Le savoir est presque inutile dans une société qui ne tient pas compte du mérite. De nos jours, les jeunes gens arrivés au terme des études scolaires ont déjà une vue très nette à cet égard. Les maîtres disent combien d’élèves refusent de rien apprendre au-delà de ce qui semble indispensable pour se présenter à l’examen. Lorsque l’oisiveté est impossible, embrasser au plus vite une carrière où l’on arrive promptement à la fortune, et, pour les moins ambitieux, où l’on a une existence assurée, devient l’unique préoccupation. Une cause plus grave d’abaissement intellectuel se montre à tous les yeux : incapable de s’élever par le talent, privé du courage nécessaire pour n’attendre une situation honorée que d’un travail persévérant, on songe à se faire écrivain ou orateur politique.

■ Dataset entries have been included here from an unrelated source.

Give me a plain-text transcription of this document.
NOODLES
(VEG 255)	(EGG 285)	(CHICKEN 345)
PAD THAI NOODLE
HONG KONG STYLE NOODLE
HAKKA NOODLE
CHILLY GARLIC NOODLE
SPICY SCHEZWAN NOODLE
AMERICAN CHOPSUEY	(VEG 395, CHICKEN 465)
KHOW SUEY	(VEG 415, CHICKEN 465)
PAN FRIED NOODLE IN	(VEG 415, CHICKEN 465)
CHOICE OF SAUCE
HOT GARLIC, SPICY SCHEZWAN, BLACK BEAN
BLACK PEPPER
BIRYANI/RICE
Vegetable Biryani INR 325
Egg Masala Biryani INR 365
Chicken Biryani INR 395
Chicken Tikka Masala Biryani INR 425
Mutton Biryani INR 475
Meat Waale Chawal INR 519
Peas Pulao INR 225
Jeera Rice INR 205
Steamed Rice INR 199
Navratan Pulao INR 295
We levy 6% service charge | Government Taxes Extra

Un certain ralentissement dans les études patientes ne s’est pas produit seulement en France, il s’est manifesté d’une manière à peu près générale en Europe. Le nombre des hommes tout à fait éminens ne s’est accru ni en Allemagne ni en Angleterre ; toutefois, chez nos voisins, on déploie depuis quelques années une remarquable activité pour inspirer à la nation de hautes pensées, et l’on prépare sans doute un brillant avenir. La lutte est engagée avec vigueur contre l’indifférence, contre l’inertie, contre les appétits matériels. Personne n’ignore aujourd’hui que de beaux établissemens scientifiques ont été créés en Allemagne ; on nous affirme maintenant qu’il existe à peine dans l’empire germanique quelques villes de plus de 5,000 âmes où l’on ne trouve un laboratoire, des instrumens, une bibliothèque, c’est-à-dire tous les moyens d’exécuter des travaux de recherche. Se voyant si bien pourvus, les professeurs des universités allemandes parlent fièrement du soin qu’ils prennent d’habituer les jeunes gens à l’observation. En Angleterre, les savans élèvent la voix, et, plus heureux qu’en France, ils sont écoutés et applaudis. Comme nous, ils rêvent l’avancement de la science, et ils proclament la nécessité de répandre les connaissances scientifiques. Encouragés dans cette noble entreprise par une société éclairée, souvent assistés par le gouvernement, ils marchent avec sûreté vers le but. Si le gouvernement anglais entretient une marine puissante afin de protéger ses nationaux sur tous les points du globe, il n’hésite pas à mettre des navires à la disposition d’investigateurs habiles, qui ensuite nous étonnent par la grandeur des découvertes accomplies[1].

  1. Voyez la Vie dans les profondeurs de la mer, dans la Revue du 15 janvier 1871.